RESPOSTA À TERCEIRA. ― Apetite natural é a inclinação natural de um ser para alguma coisa. Por onde, toda potência deseja, por apetite natural, o que lhe é conveniente. Mas o apetite animal resulta da forma apreendida e supõe uma potência especial da alma, não bastando só a apreensão. Pois, a coisa desejada o é como naturalmente existe; ela não está porém desse modo na virtude apreensiva, mas só por semelhança. Por onde é claro, que a visão deseja naturalmente o visível, só para realizar o seu ato que é ver. O animal, porém, deseja a coisa vista, pela virtude apetitiva, não só para vê-la, mas também para outros usos. Pois, se a alma não precisasse das coisas percebidas pelo sentido senão por causa dos atos dos sentidos, a saber, para que as sentisse, não seria necessário considerar o apetitivo como um gênero especial, entre as potências da alma, porque bastaria o apetite natural das potências.

RESPOSTA À QUARTA. ― Embora o sentido e o apetite sejam princípios motores, nos animais perfeitos, contudo, como sentidos, não bastam para mover, se não se lhes acrescentar alguma virtude. Pois, embora os animais imóveis tenham sentido e apetite, não têm, contudo, a virtude motora. Ora, esta não só está no apetite e no sentido, como ordenadora do movimento, mas também está nas partes mesmas do corpo, para que sejam aptas a obedecer ao apetite da alma motiva. E a prova está em que, quando os membros são privados da sua disposição natural, não obedecem à tendência para o movimento.

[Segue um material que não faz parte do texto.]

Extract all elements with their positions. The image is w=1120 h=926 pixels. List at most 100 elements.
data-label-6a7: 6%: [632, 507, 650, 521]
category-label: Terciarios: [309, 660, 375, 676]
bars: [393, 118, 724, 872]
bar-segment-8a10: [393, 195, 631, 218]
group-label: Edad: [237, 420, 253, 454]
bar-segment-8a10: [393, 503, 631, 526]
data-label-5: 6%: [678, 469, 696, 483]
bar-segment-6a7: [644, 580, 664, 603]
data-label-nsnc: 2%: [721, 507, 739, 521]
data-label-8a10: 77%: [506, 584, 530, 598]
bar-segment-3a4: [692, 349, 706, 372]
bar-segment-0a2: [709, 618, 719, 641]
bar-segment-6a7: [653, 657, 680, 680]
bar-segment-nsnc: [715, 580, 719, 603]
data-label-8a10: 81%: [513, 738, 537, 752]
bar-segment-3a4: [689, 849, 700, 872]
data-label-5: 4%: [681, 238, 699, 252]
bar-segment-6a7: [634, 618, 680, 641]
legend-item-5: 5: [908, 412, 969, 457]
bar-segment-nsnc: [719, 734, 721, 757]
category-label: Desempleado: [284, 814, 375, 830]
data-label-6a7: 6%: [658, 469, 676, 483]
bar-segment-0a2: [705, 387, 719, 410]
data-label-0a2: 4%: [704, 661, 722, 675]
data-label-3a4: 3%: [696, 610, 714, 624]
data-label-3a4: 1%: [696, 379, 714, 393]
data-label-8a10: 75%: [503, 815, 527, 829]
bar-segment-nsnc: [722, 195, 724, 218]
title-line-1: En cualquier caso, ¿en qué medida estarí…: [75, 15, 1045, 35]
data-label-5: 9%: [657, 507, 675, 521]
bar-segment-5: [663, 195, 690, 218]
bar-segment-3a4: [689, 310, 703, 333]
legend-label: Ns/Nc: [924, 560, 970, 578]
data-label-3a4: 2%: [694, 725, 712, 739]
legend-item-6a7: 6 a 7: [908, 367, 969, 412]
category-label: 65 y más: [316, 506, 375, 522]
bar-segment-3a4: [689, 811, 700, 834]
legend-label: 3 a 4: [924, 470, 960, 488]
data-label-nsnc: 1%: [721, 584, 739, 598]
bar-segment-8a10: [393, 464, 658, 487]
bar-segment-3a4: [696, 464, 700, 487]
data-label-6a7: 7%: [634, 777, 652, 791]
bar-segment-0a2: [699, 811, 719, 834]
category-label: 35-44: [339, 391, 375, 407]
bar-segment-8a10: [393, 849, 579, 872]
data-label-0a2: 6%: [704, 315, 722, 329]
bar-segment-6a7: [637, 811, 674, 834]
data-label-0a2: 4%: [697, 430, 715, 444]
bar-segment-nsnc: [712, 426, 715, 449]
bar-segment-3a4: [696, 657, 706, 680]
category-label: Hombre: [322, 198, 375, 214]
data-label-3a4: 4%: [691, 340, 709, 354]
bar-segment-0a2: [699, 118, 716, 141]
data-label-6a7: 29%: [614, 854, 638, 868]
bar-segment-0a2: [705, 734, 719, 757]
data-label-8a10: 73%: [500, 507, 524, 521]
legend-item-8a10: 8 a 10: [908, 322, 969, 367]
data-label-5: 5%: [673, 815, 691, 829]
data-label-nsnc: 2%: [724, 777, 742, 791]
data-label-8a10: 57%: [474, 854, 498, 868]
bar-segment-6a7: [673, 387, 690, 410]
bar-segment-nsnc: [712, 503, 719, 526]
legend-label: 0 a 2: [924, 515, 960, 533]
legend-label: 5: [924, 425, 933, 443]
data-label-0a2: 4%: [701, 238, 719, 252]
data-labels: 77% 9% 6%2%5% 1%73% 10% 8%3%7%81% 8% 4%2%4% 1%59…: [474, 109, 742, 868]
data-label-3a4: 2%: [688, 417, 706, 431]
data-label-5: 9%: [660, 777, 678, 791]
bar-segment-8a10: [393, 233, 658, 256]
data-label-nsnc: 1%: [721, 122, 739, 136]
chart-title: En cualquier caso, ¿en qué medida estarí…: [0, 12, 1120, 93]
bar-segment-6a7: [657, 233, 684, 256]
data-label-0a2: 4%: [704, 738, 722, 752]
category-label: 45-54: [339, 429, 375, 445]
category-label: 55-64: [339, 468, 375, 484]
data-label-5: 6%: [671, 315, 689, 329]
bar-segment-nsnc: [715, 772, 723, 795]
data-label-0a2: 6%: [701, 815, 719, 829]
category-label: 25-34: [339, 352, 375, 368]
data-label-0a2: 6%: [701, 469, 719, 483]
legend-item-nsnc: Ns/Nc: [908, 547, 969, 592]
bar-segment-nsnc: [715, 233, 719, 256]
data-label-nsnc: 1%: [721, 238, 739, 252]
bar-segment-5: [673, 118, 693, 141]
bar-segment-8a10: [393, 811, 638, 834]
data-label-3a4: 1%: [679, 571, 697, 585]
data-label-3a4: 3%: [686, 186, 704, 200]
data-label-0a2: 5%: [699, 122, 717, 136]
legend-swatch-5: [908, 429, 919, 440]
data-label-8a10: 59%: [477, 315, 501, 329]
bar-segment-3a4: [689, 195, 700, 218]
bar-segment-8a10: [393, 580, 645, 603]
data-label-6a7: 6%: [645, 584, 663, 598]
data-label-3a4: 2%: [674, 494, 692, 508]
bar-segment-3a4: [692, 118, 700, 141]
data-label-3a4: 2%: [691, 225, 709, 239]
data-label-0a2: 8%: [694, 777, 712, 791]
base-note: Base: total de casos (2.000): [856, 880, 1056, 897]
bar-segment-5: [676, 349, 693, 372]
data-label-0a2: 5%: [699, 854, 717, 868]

Art. 2 — Se as partes vegetativas estão bem enumeradas assim: a nutritiva, a aumentativa e a geratriz.

(IV Cont. Gent., cap. LVIII; Qu. De Anima, a. 13; II De anima, lect IX). O segundo discute-se assim. ― Parece que as partes vegetativas não estão bem enumeradas assim: a nutritiva, a aumentativa e a geratriz.

1. ― Pois, tais virtudes são naturais. Ora, as potências da alma lhes são superiores. Logo, as mesmas não devem ser consideradas como potências.

2. Demais. ― Ao que é comum aos viventes e aos não-viventes não se deve atribuir nenhuma potência da alma. Ora, a geração é comum a todos os seres susceptíveis de geração e corrupção, tanto viventes como não-viventes. Logo, a virtude geratriz não deve ser considerada como potência da alma.

3. Demais. ― A alma é mais potente que a natureza corpórea. Ora, esta, pela mesma virtude ativa, dá a espécie e a quantidade devidas. Logo, com maioria de razão, a alma não tem uma potência aumentativa diferente da geratriz.

4. Demais. ― A causa que dá o ser é a mesma que o conserva. Ora, pela potência geratriz é que o vivente adquire o ser; logo, pela mesma é que se conserva vivo. Ora, à conservação do vivente é que se destina a virtude nutritiva, como já se disse: Pois, é a potência capaz de conservar o ser que o recebe. Logo, a potência nutritiva não se deve distinguir da geratriz. Mas, em contrário, diz o Filósofo, as operações desta alma são gerar, alimentar-se e, por fim, crescer.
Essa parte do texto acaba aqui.